Abstract

Electrolytic lesions of the dentate gyrus hilus have been demonstrated to induce behavioral seizure activity and to result in perturbations in the amount of enkephalin, cholecystokinin, and dynorphin immunoreactivity in the hippocampal mossy fiber system. In the present study, electroencephalographic (EEG) recordings, made from hippocampus contralateral to a hilus lesion in mouse, demonstrate the presence of recurrent hippocampal seizure activity which begins approximately one hour postlesion and continues for several hours thereafter.

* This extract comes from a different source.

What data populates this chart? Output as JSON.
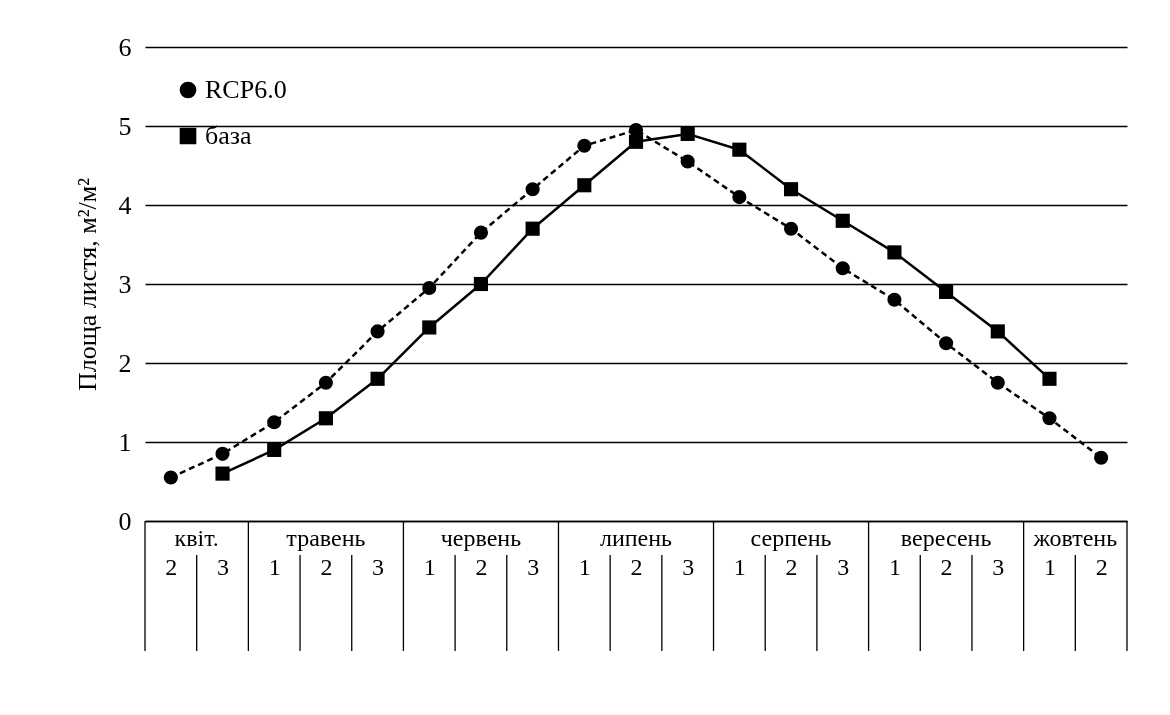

Behavioral seizures were found to correspond to periods of epileptiform hippocampal EEG. Immunocytochemical analyses of enkephalin-(ENK-I) and cholecystokinin-immunoreactivity (CCK-I) in contralateral hippocampus of animals sacrificed at various postlesion intervals revealed that both ENK-I and CCK-I were depleted from the mossy fibers at 6 and 12 hr postlesion, and that ENK-I rebounded to supranormal levels by 27 hr. In two animals sacrificed 60 days following lesions which induced extreme behavioral seizure activity, ENK-I was still elevated while CCK-I was completely absent from the mossy fiber system. These data suggest that heightened physiological activity, in the form of recurrent limbic seizures, induces long-lasting but quite different alterations in enkephalin and CCK concentration in the hippocampal mossy fiber system.